The bottom line? Authenticity has to be 24/7. In a world where people are constantly marketed to, the brands and leaders who win are the ones who show up real, human, and honest every single time. 

2. Building and Scaling Businesses in Agriculture 

One of the most meaningful moments of FARMCON came during the Building and Scaling Businesses in Agriculture panel. 

Jordan Van Trump, founder of AgSwag, shared a reflection that resonated deeply. What he has built isn’t just a swag company. It is a business centered on celebrating the American farmer. Just as importantly, it is something he built with his family. That reminder that success does not have to come at the expense of values or relationships landed hard. 

The conversation naturally expanded into the importance of culture and core values. Barrett Ersek shared a candid moment from his own leadership journey, explaining that just 14 months ago, his leadership team could not clearly articulate the company’s core values. That realization forced a reset, and that is okay. What matters is not ignoring the problem. By facing it head-on, realignment happened, and today those values are actively lived out, not just written down. 

Check out this 14-minute video by Holganix CEO Barrett Ersek on flow, leadership, and building a values-driven culture. Reading this blog via email, click here for the video link. 

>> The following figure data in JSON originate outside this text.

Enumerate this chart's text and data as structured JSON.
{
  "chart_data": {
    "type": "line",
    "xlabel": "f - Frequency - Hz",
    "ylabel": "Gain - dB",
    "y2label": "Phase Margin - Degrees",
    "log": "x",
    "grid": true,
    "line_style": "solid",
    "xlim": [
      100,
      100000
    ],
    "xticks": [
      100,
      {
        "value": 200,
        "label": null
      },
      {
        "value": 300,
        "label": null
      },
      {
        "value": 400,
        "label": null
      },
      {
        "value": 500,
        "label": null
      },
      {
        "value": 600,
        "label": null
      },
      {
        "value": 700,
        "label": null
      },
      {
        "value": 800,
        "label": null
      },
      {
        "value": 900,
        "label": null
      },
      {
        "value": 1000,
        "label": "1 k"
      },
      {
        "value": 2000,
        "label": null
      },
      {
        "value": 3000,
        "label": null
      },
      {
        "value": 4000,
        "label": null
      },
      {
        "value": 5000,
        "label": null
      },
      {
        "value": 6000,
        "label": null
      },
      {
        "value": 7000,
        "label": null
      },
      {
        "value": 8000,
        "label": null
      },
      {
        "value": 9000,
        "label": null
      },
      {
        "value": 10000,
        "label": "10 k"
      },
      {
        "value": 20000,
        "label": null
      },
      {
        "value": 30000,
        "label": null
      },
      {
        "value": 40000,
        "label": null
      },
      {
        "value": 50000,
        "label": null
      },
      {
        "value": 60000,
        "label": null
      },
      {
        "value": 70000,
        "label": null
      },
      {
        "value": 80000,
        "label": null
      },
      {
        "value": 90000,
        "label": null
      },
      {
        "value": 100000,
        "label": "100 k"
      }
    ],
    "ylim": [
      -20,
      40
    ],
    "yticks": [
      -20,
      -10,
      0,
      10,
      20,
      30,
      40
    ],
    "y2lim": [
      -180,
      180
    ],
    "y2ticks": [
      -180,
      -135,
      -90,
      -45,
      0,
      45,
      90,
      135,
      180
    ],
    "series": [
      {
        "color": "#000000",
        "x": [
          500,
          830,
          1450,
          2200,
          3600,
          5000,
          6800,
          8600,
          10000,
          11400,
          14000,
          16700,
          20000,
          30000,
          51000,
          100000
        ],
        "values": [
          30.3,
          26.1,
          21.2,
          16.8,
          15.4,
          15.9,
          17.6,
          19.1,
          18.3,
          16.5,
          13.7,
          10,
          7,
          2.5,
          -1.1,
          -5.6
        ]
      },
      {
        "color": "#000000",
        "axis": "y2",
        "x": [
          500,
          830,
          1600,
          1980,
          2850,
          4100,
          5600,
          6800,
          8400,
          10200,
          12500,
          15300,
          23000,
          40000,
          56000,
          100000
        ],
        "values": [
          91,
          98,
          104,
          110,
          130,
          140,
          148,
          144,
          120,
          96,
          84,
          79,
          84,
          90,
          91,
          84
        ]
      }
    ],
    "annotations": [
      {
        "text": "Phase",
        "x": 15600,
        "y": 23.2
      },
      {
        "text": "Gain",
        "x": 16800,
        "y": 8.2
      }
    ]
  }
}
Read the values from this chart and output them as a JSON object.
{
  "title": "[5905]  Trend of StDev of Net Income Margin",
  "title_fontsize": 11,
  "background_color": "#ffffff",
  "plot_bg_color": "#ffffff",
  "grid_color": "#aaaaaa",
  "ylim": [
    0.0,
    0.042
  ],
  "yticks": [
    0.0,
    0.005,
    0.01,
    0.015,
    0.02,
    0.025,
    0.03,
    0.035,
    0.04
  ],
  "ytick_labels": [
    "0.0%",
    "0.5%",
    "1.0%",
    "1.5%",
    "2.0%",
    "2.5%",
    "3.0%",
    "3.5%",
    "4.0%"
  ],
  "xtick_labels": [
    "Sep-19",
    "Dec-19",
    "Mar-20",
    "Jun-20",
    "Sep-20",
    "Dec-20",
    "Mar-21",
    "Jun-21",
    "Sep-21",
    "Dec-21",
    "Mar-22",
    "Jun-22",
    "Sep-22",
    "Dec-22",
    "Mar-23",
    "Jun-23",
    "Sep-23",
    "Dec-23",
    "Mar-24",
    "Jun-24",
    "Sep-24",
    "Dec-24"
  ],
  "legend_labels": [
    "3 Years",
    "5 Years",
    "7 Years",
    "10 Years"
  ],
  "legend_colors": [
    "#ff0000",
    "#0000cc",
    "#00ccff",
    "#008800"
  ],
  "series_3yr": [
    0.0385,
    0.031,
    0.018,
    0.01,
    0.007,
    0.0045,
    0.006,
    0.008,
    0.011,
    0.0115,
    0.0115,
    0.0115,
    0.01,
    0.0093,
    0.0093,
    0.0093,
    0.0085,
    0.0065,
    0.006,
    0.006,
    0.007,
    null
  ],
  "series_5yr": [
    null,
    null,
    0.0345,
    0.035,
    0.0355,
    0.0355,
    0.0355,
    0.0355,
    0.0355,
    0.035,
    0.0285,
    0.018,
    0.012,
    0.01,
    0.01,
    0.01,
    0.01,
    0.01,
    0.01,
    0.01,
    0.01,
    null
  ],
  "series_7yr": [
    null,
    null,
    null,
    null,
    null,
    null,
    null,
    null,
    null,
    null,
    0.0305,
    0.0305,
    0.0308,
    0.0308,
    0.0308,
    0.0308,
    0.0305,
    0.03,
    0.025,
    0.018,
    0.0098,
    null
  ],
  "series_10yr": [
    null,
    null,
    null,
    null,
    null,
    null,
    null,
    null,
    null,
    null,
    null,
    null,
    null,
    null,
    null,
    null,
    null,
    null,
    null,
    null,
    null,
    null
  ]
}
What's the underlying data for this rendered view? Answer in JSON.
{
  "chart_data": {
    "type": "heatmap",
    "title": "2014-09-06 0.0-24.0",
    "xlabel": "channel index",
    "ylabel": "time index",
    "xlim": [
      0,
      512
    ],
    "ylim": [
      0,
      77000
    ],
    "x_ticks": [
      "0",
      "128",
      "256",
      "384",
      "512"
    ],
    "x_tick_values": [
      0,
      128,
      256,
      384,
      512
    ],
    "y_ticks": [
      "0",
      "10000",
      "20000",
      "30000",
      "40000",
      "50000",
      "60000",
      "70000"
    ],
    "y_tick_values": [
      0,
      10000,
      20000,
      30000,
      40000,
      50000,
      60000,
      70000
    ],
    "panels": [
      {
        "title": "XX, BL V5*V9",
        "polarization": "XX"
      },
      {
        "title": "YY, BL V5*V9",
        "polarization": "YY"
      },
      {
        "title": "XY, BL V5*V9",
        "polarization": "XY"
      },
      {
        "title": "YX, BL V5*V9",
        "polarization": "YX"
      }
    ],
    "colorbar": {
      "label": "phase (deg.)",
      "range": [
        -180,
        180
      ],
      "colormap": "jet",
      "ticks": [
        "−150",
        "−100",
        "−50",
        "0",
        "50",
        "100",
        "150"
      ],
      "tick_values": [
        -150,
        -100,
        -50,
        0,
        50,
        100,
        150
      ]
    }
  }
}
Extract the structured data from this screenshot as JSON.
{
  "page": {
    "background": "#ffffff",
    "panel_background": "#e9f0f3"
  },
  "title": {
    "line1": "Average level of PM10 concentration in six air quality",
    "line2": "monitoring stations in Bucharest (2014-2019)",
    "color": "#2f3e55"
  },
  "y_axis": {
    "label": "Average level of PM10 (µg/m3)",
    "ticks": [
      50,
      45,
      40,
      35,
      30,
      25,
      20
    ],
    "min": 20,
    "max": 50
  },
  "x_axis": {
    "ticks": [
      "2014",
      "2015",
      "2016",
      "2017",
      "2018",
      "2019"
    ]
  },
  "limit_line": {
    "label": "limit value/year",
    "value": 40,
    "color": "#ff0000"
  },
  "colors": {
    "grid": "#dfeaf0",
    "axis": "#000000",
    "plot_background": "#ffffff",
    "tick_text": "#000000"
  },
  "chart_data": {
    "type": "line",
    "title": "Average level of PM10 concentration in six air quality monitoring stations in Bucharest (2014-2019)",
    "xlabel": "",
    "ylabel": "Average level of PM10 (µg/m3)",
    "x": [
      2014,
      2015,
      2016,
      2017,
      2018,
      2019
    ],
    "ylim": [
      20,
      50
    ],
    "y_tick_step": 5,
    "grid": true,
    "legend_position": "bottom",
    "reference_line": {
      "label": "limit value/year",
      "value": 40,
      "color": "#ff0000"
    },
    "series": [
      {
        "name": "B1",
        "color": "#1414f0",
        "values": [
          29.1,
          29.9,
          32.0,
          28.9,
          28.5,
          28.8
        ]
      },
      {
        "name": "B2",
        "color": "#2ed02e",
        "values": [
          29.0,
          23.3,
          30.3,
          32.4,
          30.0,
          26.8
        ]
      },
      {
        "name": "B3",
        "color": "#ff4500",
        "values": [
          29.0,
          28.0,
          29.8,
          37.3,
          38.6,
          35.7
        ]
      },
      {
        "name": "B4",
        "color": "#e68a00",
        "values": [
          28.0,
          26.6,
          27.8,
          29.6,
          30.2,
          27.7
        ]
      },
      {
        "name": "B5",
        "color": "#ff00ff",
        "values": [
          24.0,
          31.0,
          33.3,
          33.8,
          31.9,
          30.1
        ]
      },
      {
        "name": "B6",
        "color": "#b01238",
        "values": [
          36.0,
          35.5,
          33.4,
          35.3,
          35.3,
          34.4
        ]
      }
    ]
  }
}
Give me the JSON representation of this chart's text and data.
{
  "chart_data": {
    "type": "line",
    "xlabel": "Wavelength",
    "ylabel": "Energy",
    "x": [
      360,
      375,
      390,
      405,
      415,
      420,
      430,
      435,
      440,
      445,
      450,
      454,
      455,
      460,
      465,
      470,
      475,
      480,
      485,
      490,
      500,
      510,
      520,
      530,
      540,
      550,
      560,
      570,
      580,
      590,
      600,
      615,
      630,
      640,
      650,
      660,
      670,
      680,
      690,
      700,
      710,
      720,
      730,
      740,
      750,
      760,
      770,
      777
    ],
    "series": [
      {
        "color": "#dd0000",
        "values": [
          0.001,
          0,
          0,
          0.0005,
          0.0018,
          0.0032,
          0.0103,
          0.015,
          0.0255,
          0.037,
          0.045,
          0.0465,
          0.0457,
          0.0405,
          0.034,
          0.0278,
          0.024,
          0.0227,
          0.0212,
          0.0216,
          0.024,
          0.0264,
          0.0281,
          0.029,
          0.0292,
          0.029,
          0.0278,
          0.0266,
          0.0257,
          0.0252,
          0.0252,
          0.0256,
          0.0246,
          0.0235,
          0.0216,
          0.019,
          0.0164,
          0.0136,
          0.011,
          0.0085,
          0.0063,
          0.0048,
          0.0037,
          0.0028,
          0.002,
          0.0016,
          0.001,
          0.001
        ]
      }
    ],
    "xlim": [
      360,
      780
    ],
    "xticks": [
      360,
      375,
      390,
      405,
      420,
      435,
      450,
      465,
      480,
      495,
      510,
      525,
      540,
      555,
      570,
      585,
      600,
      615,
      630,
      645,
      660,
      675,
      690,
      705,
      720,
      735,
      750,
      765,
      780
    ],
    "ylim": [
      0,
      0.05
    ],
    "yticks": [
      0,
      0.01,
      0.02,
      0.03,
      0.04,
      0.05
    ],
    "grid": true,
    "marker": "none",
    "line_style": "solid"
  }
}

Cam Camfield, CEO of Stratovation Group, added another powerful layer to the discussion by making the case that farmers need to do more to market themselves and tell their story. He emphasized the hard, heroic work that often goes unseen. Barrett built on this by sharing his “Bloody Billionaire” story, illustrating that people outside of agriculture are craving authentic farmer stories. They want something real, not polished perfection. 

Culture, values, and storytelling were not side topics this year. They were front and center. 

3. The Farmer Is the Hero

This theme kept surfacing across sessions and conversations: the farmer is the hero. 

It’s something we talk about often, but FARMCON 2026 reinforced how important it is and how aligned the industry is becoming around this idea. Any opportunity to put farmers in front of people and let them tell their story should be taken. 

That doesn’t mean farmers have to do it alone. Ag companies play a critical role as connection points by helping amplify those stories, creating platforms, and serving as bridges between farmers and audiences who need to hear what agriculture is really about. Whether through video, social content, events, or partnerships, telling the farmer’s story authentically matters more than ever. 

Conclusion: Be Real. Build with Purpose. Tell the Story. 

If FARMCON 2026 made one thing clear, it’s that success in agriculture today goes beyond yields, technology, or scale. Authenticity, culture, values, and storytelling are no longer optional; they are essential. 

The ag industry doesn’t need to pretend to be something it’s not. The real stories, real people, and real work happening every day on farms across the country are powerful enough on their own. When we lead with honesty and put farmers at the center, people listen. 

And that’s where real impact begins.